The Stretching Debate: What the Evidence Shows
Few topics in fitness have generated as much conflicting advice as stretching. For decades, static stretching before exercise was considered essential for injury prevention and performance. More recent research complicated this picture — and popular advice overcorrected, leading some coaches to abandon stretching entirely. The current evidence supports a more nuanced position: the type and timing of stretching matter enormously, and both have legitimate roles in a well-designed training program.
The Three Types of Stretching
1. Static stretching
Moving into a stretched position and holding it without movement — typically for 20–60 seconds. This is the most familiar form of stretching and the most researched. Static stretching lengthens muscle tissue over time and is effective for improving flexibility when performed consistently. However, performed immediately before high-intensity training, static stretching has been shown to temporarily reduce power output and strength by up to 8% in some studies.
2. Dynamic stretching
Controlled, rhythmic movements that take a joint through its full range of motion — leg swings, arm circles, hip rotations, walking lunges. Dynamic stretching raises tissue temperature, activates the neuromuscular system, and improves range of motion without the temporary strength reduction associated with static stretching. It is the evidence-supported choice for pre-training warm-up.
3. PNF stretching (Proprioceptive Neuromuscular Facilitation)
A more advanced technique involving alternating contraction and relaxation of the target muscle. PNF stretching produces the largest acute and long-term improvements in flexibility of any stretching method, but requires a partner or anchor point and is more demanding. Best used as a standalone flexibility session rather than a warm-up tool.
Before Training: Dynamic Stretching Protocol
An effective dynamic warm-up takes 5–10 minutes and prepares the body for the specific demands of the upcoming session.
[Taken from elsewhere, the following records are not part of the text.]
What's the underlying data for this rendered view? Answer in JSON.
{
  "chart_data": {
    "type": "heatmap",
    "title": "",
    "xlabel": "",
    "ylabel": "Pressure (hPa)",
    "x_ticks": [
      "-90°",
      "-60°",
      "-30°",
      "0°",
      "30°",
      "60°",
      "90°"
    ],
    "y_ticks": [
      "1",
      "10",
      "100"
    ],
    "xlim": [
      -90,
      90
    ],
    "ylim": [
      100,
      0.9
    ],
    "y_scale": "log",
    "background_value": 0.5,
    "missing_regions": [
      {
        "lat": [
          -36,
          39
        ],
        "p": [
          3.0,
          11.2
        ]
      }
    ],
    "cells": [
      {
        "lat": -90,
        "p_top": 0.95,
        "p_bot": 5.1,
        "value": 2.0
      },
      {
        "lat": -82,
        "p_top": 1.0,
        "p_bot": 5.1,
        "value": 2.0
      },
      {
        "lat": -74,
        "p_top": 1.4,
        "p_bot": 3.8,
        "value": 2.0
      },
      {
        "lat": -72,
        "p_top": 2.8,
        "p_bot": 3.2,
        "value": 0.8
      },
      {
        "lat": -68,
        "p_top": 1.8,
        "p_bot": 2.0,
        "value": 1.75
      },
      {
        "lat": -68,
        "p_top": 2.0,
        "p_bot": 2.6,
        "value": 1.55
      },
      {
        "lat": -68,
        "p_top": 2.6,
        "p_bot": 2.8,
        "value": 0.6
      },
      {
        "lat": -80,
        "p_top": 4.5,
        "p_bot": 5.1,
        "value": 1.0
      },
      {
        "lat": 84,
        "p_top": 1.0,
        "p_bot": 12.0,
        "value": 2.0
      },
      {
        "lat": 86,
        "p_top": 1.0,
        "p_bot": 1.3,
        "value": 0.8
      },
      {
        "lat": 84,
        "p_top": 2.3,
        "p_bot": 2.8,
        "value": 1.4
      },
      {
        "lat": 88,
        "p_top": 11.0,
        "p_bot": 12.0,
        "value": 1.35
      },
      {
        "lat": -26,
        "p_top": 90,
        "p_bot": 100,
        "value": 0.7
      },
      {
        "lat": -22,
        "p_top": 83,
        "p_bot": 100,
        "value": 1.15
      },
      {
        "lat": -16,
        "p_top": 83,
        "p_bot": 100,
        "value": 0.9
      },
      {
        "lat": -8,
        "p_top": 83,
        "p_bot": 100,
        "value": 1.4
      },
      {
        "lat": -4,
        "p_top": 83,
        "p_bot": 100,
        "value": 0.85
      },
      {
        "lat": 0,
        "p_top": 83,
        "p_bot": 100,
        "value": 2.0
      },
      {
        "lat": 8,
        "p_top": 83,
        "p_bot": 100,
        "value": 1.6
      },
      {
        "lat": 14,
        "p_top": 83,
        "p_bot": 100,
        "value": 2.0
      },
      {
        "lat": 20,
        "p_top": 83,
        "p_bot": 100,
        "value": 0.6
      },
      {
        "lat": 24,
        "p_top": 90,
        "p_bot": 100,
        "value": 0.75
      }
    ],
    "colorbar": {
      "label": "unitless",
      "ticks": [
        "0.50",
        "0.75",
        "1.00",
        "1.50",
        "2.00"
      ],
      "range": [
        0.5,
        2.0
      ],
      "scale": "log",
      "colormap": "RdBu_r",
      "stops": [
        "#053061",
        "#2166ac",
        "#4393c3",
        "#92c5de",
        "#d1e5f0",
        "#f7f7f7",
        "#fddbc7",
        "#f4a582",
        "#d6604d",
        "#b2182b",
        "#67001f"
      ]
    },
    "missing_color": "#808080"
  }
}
For a lower body strength session:
| Exercise | Reps/Duration | Target |
|---|---|---|
| Leg swings (front/back) | 10 each leg | Hip flexors, hamstrings |
| Leg swings (side to side) | 10 each leg | Hip abductors, adductors |
| Walking lunges with rotation | 10 steps | Hip flexors, thoracic spine |
| Glute bridges | 15 reps | Glutes, hip activation |
| Bodyweight squats (deep, slow) | 10 reps | Full lower body |
| Hip circles | 10 each direction | Hip joint mobility |
After Training: Static Stretching Protocol
Post-training is the optimal time for static stretching. Muscles are warm, tissue extensibility is at its highest, and there is no risk of temporarily reducing performance. Research supports holding each stretch for 20–60 seconds, repeated 2–4 times per muscle group. Focus on the muscles most heavily worked in the session.
| Stretch | Hold duration | Target |
|---|---|---|
| Standing quad stretch | 30 sec each side | Quadriceps |
| Lying hamstring stretch | 30 sec each side | Hamstrings |
| Pigeon pose (or figure-4) | 45 sec each side | Glutes, external rotators |
| Hip flexor lunge stretch | 30 sec each side | Hip flexors, psoas |
| Child's pose | 45 sec | Lower back, lats |
| Doorway chest stretch | 30 sec each side | Pectorals, anterior deltoid |
| Cross-body shoulder stretch | 30 sec each side | Posterior deltoid, rotator cuff |
Does Stretching Prevent Injury?
This is the most debated question in stretching research. The current evidence suggests that stretching alone does not significantly reduce acute injury risk — but adequate flexibility and mobility allow safer movement patterns during exercise, which indirectly reduces injury risk. The clearest evidence supports stretching for reducing delayed onset muscle soreness (DOMS) and improving recovery, maintaining joint range of motion, and correcting movement restrictions that lead to compensatory patterns and overuse injuries over time.
How Often Should You Stretch?
For flexibility improvements, research indicates that stretching must be performed consistently — a minimum of 3 days per week, with daily being optimal for areas of significant restriction. Occasional stretching produces temporary improvements that do not accumulate into lasting flexibility gains. Build stretching into your post-training routine and treat it with the same consistency as your training sessions. See our daily mobility routine for a structured approach.
Dynamic stretching before training; static stretching after. Never perform long-hold static stretching immediately before high-intensity strength or power work — it temporarily reduces performance. Consistent post-training static stretching improves flexibility, supports recovery, and maintains joint range of motion over the long term.